I'm under the impression that in a conductor, it's the amps generating the heat, not the volts. So if too many amps are drawn, the voltage drops to accommodate more amps, hence you get more heat at the same power.
I might have a severe misconception here, but I thought this was the reason why long-range power transfers are conducted at as high a voltage as possible.

 

[Xyon]

I thought this was the reason why long-range power transfers are conducted at as high a voltage as possible.

I might chime in with my own misconception here, but I thought this was more to do with minimising losses in transport.

 

[tl8]

I might chime in with my own misconception here, but I thought this was more to do with minimising losses in transport.

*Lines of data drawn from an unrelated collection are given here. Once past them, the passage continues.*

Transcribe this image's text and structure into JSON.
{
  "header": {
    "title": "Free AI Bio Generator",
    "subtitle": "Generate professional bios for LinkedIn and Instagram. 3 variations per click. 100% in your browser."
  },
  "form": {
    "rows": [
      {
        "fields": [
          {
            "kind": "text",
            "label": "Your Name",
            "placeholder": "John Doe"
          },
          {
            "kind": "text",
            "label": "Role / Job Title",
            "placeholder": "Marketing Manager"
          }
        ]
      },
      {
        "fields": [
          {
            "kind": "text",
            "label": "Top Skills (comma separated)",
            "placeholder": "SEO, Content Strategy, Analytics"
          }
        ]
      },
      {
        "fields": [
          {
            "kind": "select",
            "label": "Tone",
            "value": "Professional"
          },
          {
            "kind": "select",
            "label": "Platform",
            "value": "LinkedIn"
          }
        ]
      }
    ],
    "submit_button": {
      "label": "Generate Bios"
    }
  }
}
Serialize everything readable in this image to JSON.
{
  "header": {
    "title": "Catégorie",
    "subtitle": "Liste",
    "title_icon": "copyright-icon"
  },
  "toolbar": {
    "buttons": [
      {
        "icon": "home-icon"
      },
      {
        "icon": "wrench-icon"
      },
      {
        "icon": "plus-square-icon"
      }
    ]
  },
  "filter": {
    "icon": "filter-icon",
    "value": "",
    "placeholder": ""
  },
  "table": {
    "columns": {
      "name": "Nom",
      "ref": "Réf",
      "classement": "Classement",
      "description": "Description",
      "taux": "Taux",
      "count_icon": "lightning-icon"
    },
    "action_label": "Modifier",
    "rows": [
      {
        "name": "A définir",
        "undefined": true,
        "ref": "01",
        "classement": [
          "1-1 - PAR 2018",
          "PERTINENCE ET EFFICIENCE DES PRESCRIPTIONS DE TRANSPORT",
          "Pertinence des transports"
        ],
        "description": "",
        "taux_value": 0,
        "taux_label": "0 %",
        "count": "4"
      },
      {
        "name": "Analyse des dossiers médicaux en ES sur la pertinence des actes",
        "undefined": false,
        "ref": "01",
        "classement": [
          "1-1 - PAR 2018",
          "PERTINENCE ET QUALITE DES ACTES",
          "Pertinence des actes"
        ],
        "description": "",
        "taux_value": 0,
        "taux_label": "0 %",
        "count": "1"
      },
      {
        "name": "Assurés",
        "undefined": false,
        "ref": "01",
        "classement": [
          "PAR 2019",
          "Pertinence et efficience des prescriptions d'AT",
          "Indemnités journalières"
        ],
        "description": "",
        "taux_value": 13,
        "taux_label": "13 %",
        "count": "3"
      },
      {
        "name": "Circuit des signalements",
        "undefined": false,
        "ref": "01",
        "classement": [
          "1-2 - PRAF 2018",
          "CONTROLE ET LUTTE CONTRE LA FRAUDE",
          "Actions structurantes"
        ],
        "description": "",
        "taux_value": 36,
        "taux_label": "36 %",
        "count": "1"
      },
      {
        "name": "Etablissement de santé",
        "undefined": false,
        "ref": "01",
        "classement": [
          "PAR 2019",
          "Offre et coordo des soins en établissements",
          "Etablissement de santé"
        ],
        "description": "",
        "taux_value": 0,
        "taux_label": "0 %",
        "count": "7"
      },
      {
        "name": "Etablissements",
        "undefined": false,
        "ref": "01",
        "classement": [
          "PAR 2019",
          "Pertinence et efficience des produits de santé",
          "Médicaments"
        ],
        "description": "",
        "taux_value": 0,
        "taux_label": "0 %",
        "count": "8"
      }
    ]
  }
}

High voltage is used to minimise losses caused by high current flow (I2R Losses, IE cable resistance)). By going to a high voltage, but keep the power the same, you reduce the amount of current and therefore losses due to cable resistance.

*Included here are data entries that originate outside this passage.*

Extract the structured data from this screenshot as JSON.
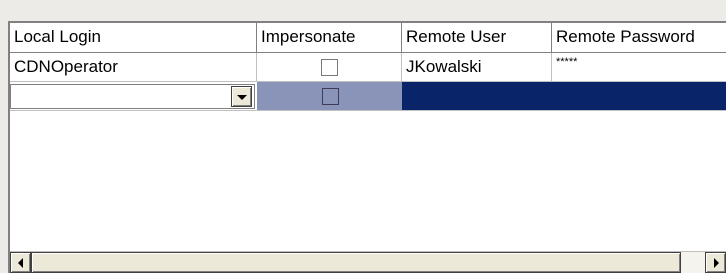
{
  "grid": {
    "columns": [
      "Local Login",
      "Impersonate",
      "Remote User",
      "Remote Password"
    ],
    "rows": [
      {
        "local_login": "CDNOperator",
        "impersonate": false,
        "remote_user": "JKowalski",
        "remote_password": "*****"
      },
      {
        "local_login": "",
        "impersonate": false,
        "remote_user": "",
        "remote_password": ""
      }
    ]
  },
  "icons": {
    "combo_dropdown": "chevron-down-icon",
    "scroll_left": "arrow-left-icon",
    "scroll_right": "arrow-right-icon"
  },
  "colors": {
    "selection": "#0a246a",
    "selection_light": "#8994b8",
    "header_bg": "#ece9d8"
  }
}
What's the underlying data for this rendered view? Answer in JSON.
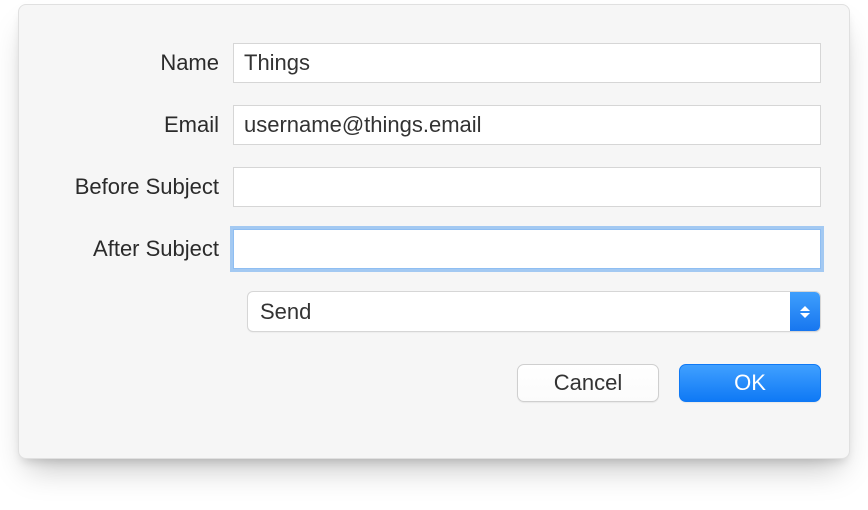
{
  "form": {
    "nameLabel": "Name",
    "nameValue": "Things",
    "emailLabel": "Email",
    "emailValue": "username@things.email",
    "beforeSubjectLabel": "Before Subject",
    "beforeSubjectValue": "",
    "afterSubjectLabel": "After Subject",
    "afterSubjectValue": "",
    "actionSelected": "Send"
  },
  "buttons": {
    "cancel": "Cancel",
    "ok": "OK"
  }
}
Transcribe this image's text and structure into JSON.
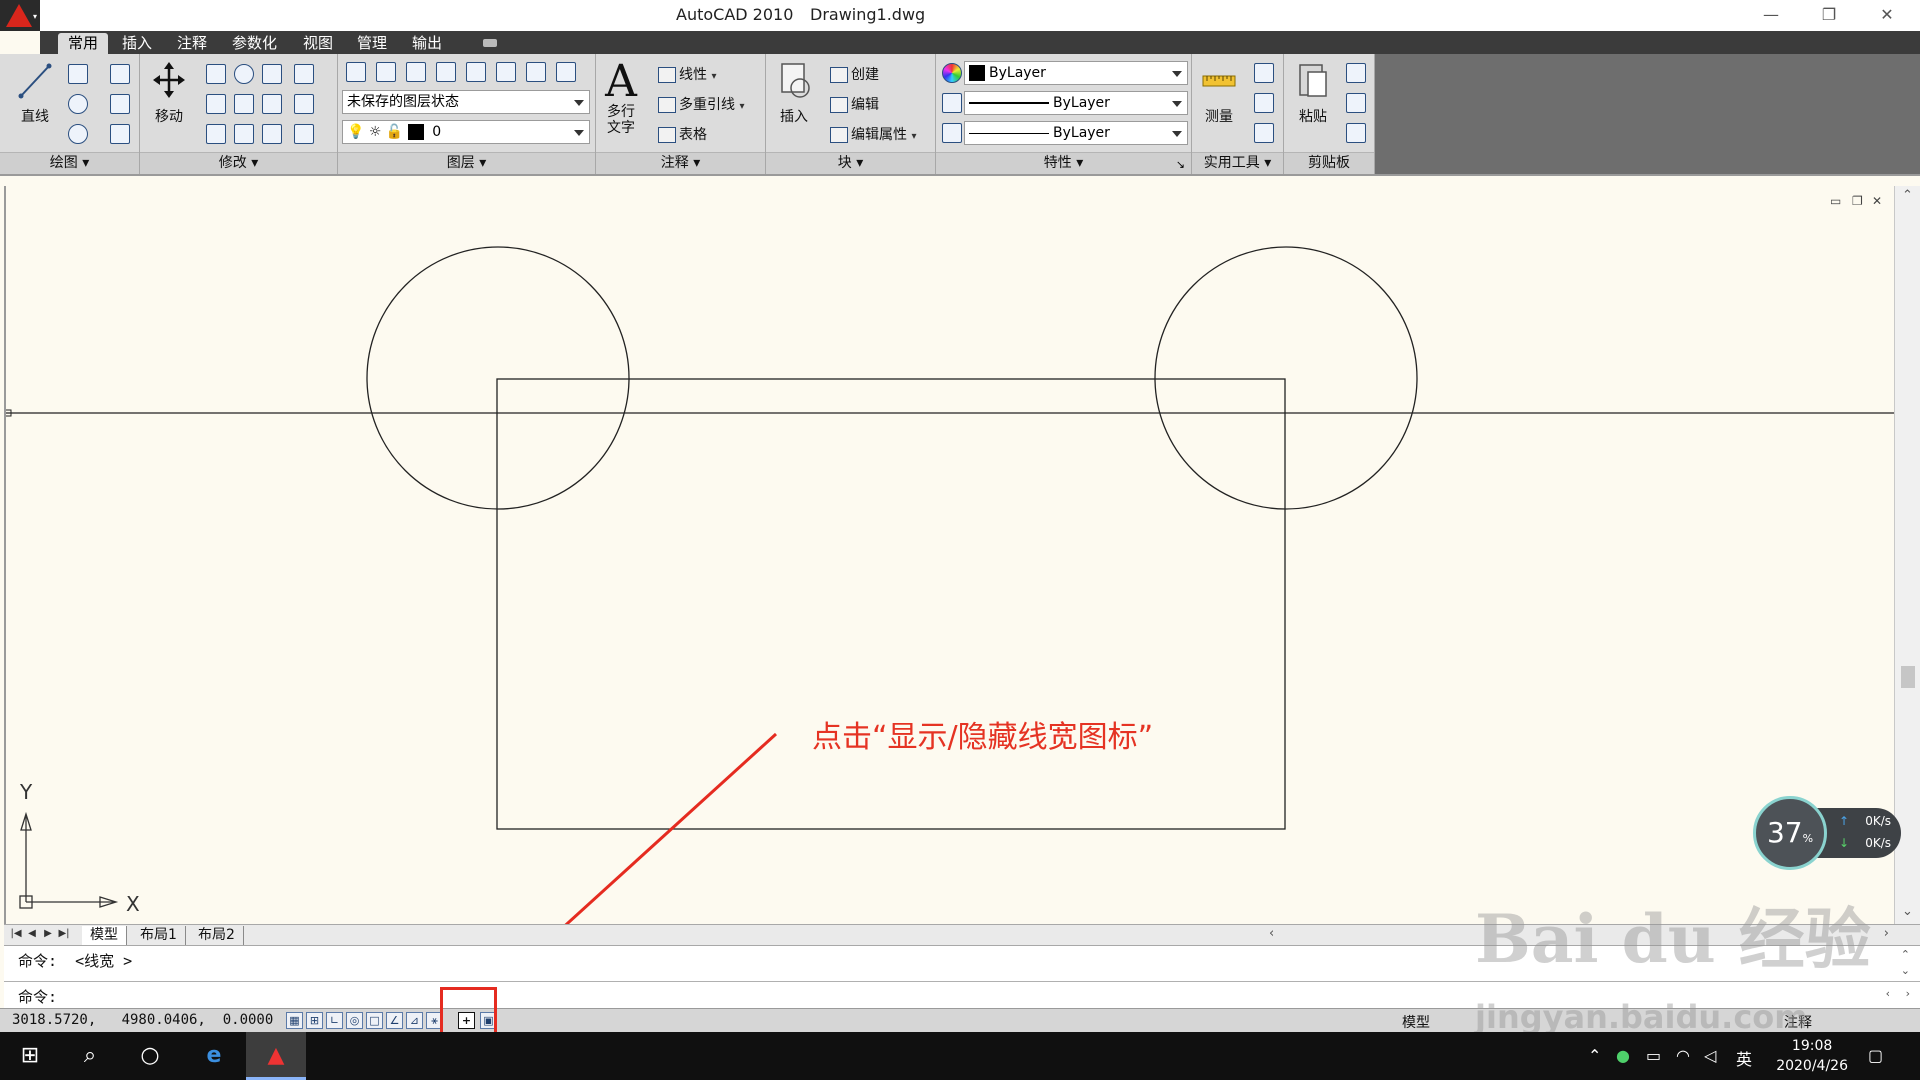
{
  "window": {
    "app_name": "AutoCAD 2010",
    "doc_name": "Drawing1.dwg",
    "minimize": "—",
    "restore": "❐",
    "close": "✕"
  },
  "ribbon_tabs": [
    "常用",
    "插入",
    "注释",
    "参数化",
    "视图",
    "管理",
    "输出"
  ],
  "ribbon": {
    "draw": {
      "title": "绘图 ▾",
      "line_label": "直线"
    },
    "modify": {
      "title": "修改 ▾",
      "move_label": "移动"
    },
    "layers": {
      "title": "图层 ▾",
      "layer_state": "未保存的图层状态",
      "layer_name": "0"
    },
    "annotation": {
      "title": "注释 ▾",
      "mtext_label1": "多行",
      "mtext_label2": "文字",
      "linear": "线性",
      "mleader": "多重引线",
      "table": "表格"
    },
    "block": {
      "title": "块 ▾",
      "insert": "插入",
      "create": "创建",
      "edit": "编辑",
      "edit_attr": "编辑属性"
    },
    "properties": {
      "title": "特性 ▾",
      "color": "ByLayer",
      "linetype": "ByLayer",
      "lineweight": "ByLayer",
      "corner": "↘"
    },
    "utilities": {
      "title": "实用工具 ▾",
      "measure": "测量"
    },
    "clipboard": {
      "title": "剪贴板",
      "paste": "粘贴"
    }
  },
  "viewport_controls": {
    "min": "▭",
    "restore": "❐",
    "close": "✕"
  },
  "axis": {
    "y": "Y",
    "x": "X"
  },
  "layout_tabs": {
    "model": "模型",
    "layout1": "布局1",
    "layout2": "布局2"
  },
  "command": {
    "history": "命令:  <线宽 >",
    "prompt": "命令:"
  },
  "status": {
    "coordinates": "3018.5720,   4980.0406,  0.0000",
    "model_label": "模型",
    "annotation_label": "注释",
    "buttons": [
      "▦",
      "⊞",
      "∟",
      "◎",
      "□",
      "∠",
      "⊿",
      "⚹",
      "+",
      "▣"
    ]
  },
  "annotation": {
    "callout": "点击“显示/隐藏线宽图标”"
  },
  "netmon": {
    "percent": "37",
    "percent_unit": "%",
    "up_speed": "0K/s",
    "down_speed": "0K/s"
  },
  "watermark": {
    "line1": "Bai du 经验",
    "line2": "jingyan.baidu.com"
  },
  "taskbar": {
    "ime": "英",
    "time": "19:08",
    "date": "2020/4/26"
  },
  "colors": {
    "canvas_bg": "#fdfaf0",
    "callout_red": "#e53323",
    "ribbon_tab_bg": "#3b3b3b"
  }
}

---------- Post added at 11:55 AM ---------- Previous post was at 11:50 AM ----------

I'm under the impression that in a conductor, it's the amps generating the heat, not the volts. So if too many amps are drawn, the voltage drops to accommodate more amps, hence you get more heat at the same power.
I might have a severe misconception here, but I thought this was the reason why long-range power transfers are conducted at as high a voltage as possible.

Amps and the resistance of the cable generate the heat. Of course resistance is affected by heat and there is a nice feedback loop. Generally we specific parts so we can ignore this.

When the voltage drops, there is too much load (resistance) on the system. By dropping the voltage, the current also drops which reduces the load.